Brokers prepare for RBA to lift cash rate

How they plan to assist customers if interest rates rise

Brokers prepare for RBA to lift cash rate

Mortgage-holders need to prepare for the likelihood that the Reserve Bank of Australia could lift interest rates when it holds its board meeting on August 6.

More economists, banks and mortgage brokers now believe that the RBA will have little choice but to lift the official cash rate next month.

The RBA itself has made it clear to the market that it won’t hesitate to lift the official cash rate, which has stood at 4.35% since November 2023, if inflation remains stubbornly outside of its 2% to 3% preferred range.

Alarming inflation numbers

While the Reserve Bank held steady in June, keeping the OCR at 4.35%,  the latest monthly inflation figures showed the consumer price index rising 4% in the 12 months to May 2024.

This was up from 3.6% in April, according to the Australian Bureau of Statistics, with the biggest contributors to the May increase being housing (+5.2%), food and non-alcoholic beverages (+3.3%), transport (+4.9 %), and alcohol and tobacco (+6.7%).

The RBA will be relying on the June quarter CPI figures, which will be released by the ABS on July 31, to provide a more accurate picture of inflation and inform its August decision.

But in releasing the full minutes of the board June 17 to 18 meeting, the RBA showed how close it came to pulling the ‘up’ lever.

“Raising the cash rate at this meeting could be appropriate if members formed the view that policy settings were not sufficiently restrictive to return inflation to target within a reasonable timeframe,” the minutes stated.

“This could be the case if it was judged that inflation was returning to target more slowly than previously assumed or that the gap between aggregate demand and aggregate supply was not closing quickly enough.”

Judo Bank chief economic adviser Warren Hogan has publicly stated that he believes the Reserve Bank will lift the cash rate in August and September due to bad inflation numbers, while NAB and ANZ have also pushed their predictions for cash rate cuts out to May 2025 and February 2025 respectively. ANZ also acknowledged a rate hike in August was a possibility.

So what do mortgage brokers think the RBA will do in August?

MPA sought the views of Greenline Home Loans founder and director Thaer Burbar (pictured above left) and Home Loan Experts CEO Alan Hemmings (pictured above right).

Brokers share views on cash rate increase

Burbar leads a team of five brokers looking after residential, commercial and asset finance customers.

He said the information coming out on inflation and interest rates had been unpredictable and therefore unreliable.

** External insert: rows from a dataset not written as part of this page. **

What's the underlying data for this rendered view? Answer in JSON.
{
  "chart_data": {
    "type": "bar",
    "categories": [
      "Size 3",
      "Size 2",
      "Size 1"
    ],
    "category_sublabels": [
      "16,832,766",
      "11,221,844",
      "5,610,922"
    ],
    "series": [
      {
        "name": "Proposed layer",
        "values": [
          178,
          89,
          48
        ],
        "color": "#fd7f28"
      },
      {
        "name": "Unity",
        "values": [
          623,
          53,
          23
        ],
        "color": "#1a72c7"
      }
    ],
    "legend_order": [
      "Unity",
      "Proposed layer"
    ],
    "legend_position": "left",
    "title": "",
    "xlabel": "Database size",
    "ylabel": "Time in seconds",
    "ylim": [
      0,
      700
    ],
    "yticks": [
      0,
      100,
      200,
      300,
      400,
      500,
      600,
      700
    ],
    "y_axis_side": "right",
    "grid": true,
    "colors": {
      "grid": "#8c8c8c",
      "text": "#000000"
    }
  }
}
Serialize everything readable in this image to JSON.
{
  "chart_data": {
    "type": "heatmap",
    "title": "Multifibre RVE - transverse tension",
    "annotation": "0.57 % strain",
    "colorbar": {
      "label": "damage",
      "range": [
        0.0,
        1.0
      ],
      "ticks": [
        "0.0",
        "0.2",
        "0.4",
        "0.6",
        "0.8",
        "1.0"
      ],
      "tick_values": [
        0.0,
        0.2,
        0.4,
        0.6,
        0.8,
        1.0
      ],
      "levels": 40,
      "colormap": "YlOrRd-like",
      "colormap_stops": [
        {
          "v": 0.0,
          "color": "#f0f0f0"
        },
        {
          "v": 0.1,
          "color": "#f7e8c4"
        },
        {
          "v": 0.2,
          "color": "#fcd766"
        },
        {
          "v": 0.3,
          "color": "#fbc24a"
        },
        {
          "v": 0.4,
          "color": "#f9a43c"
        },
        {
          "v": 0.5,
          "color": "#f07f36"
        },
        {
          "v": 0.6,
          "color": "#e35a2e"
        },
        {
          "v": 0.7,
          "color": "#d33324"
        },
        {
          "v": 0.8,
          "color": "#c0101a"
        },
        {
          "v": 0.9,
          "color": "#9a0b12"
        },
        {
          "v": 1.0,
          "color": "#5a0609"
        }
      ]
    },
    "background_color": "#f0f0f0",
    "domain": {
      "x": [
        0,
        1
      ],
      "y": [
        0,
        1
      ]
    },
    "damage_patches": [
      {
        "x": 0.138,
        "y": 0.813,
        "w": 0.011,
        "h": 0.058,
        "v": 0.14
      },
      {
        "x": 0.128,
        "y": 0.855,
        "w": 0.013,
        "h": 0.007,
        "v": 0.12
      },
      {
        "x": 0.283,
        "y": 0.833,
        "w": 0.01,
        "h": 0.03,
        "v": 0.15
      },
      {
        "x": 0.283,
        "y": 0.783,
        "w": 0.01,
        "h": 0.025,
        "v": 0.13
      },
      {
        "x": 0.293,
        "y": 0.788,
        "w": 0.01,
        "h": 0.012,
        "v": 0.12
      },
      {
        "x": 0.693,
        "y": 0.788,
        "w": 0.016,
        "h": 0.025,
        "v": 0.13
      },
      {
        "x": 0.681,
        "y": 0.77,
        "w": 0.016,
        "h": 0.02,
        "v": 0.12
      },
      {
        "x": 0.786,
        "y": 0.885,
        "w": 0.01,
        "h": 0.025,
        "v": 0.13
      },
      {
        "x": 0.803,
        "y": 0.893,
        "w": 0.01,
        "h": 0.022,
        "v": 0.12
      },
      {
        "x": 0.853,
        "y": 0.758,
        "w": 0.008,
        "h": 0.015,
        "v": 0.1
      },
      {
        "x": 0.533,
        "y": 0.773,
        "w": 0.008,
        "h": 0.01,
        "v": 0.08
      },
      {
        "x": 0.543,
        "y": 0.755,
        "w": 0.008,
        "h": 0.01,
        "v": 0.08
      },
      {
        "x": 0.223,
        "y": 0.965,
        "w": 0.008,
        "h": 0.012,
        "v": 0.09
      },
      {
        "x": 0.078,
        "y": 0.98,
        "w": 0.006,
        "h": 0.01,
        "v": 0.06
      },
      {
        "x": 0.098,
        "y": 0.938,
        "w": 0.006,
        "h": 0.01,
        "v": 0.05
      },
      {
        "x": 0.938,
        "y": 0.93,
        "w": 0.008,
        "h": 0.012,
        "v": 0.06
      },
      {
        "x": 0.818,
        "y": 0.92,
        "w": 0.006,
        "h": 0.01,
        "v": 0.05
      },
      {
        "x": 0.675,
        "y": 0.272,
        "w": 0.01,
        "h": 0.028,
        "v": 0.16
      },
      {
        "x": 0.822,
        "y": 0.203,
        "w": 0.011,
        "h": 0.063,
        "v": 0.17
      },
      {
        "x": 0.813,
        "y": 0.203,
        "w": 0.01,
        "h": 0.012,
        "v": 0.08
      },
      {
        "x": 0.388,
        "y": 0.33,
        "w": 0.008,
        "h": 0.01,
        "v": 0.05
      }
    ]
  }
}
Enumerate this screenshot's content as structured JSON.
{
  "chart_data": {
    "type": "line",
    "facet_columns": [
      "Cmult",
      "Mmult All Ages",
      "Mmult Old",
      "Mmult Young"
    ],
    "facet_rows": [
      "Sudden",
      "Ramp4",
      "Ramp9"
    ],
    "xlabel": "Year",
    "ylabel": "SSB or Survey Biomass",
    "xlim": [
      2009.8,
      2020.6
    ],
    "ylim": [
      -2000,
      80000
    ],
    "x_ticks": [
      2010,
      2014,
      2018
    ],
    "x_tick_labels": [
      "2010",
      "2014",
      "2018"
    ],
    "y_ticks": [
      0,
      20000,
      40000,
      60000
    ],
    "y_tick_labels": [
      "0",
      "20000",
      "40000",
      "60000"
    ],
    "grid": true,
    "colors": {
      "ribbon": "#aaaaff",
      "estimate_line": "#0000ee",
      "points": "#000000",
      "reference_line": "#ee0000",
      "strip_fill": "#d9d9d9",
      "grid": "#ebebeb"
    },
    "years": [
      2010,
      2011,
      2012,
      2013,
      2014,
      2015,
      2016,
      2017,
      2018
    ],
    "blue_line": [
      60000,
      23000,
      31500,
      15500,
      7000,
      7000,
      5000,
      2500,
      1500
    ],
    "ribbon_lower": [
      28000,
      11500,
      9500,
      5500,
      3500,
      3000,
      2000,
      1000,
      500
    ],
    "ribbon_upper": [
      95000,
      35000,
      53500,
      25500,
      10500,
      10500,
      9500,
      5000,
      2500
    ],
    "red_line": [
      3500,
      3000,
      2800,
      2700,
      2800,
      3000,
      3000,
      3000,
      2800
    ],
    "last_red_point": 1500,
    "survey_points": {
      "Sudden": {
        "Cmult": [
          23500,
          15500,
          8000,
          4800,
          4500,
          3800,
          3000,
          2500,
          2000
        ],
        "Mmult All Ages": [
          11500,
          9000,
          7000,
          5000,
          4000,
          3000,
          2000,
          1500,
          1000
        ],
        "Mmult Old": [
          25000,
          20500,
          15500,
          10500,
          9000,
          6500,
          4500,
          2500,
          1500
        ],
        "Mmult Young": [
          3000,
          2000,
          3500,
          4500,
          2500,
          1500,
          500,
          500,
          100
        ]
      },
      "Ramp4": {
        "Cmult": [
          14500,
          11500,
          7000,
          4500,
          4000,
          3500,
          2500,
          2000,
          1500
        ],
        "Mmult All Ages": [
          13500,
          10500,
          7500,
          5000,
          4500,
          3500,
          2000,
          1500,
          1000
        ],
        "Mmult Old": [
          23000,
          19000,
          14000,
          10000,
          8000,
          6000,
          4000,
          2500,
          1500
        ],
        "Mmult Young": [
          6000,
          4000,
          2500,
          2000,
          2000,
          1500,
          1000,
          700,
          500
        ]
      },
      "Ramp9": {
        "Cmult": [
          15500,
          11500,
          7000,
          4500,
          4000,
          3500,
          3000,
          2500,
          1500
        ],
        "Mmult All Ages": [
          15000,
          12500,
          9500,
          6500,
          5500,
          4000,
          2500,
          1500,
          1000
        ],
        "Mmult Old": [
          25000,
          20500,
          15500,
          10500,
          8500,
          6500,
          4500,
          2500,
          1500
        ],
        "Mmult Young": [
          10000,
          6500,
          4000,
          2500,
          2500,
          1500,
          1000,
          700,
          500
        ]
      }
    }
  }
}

“If we had this conversation two months ago we both would have agreed that it [interest rates] was going down because I think at that stage inflation was looking a bit better,” Burbar said. “Whereas now we’re saying it definitely is not going down, and it’s either going to stay on hold or go up.”

Burbar said it looked like the RBA would lift the cash rate at its August meeting unless there was a big change in the quarterly figures, which are due to come out on July 31.

“The RBA has already pushed up the rate 13 times but inflation got to 7% or higher back then, so we are at a better place than we used to be but it’s taking a bit longer to get inflation down,” he said.

While Burbar said the monthly inflation change didn’t warrant the RBA pushing up interest rates, he acknowledged the views of some economists and banks and the central bank itself that the next move would be up .

Hemmings said in the last two months he had firmly believed that the next rate move would be up and “unfortunately I haven’t changed that opinion.”

“Everyone will be watching with interest what inflation does in July, before the RBA meets in August,” said Hemmings.  “I think if it hasn’t moved down in any way shape or form and has in fact gone up again, I don’t think the RBA has any other choice other than increasing the rate again.”

Hemmings said even if the RBA left the rates on hold, he couldn’t see the board cutting rates until mid-2025 at the earliest.

“Inflation is really stubborn at the moment and part of that is because it’s on things we all need – it’s a roof over our head in terms of rent, it’s food, it’s petrol, it’s energy, it’s essentials.”

While tax cuts were on their way, Hemmings said they wouldn’t do much to ease cost-of-living pressures.

“Property prices are still going up as well,” he said. “If the RBA start cutting rates quickly, will they overeat the property market? They don’t want that to happen either.”

How brokers can help clients

When it comes to the possibility of interest rates climbing, both Burbar and Hemmings said brokers play a crucial role in helping their customers.

Burbar said the structure of the debt that customers had was important.

“There’s a lot of people that might have checked on their mortgage recently with a quick phone call to the bank or the broker, but sometimes that can only do so much,” he said.

Greenline Home Loans spoke to a number of customers who had multiple investment properties on principal and interest, with their home loans on different interest rate splits.

“That makes a big difference to the budget and everyone’s cash flow, so I think a solid review of your circumstances to see if there’s any better structure available is needed … not just a better interest rate but a better structure as well,” said Burbar

He said while banks usually gave the best interest rates to new customers, in the last year lenders “had felt the pinch and had stepped up their game on retention.”

At Greenline Home Loans, brokers regularly examined the whole loan book, checking interest rates and ensuring clients were on the best rate.

Burbar said some brokers at other businesses didn’t do regular reviews so would find if they acted now they could achieve discounted rates for their clients.

He encouraged mortgage-holders to reach out to their brokers to get the best loan deals, rather than going it alone.

Hemmings said brokers needed to stay close to their customers and ensure they were aware of what was happening with the RBA and the market, given that a rate rise would hurt a lot more people.

“Talk to them about what happens if there is another interest rate rise,” said Hemmings. “So for existing customers, have you got some spare capacity? … what do living expenses look like? Where are you spending money that you can maybe pull back a bit?”

He said it may also be difficult for clients to refinance if they didn’t meet the bank’s servicing calculation, meaning they would be stuck on their current loan.

Moving to interest-only or repayment freezes were options that could be considered for clients but they all had consequences.

Hemmings said the first move for brokers should be to ask lenders for discount rates for their clients.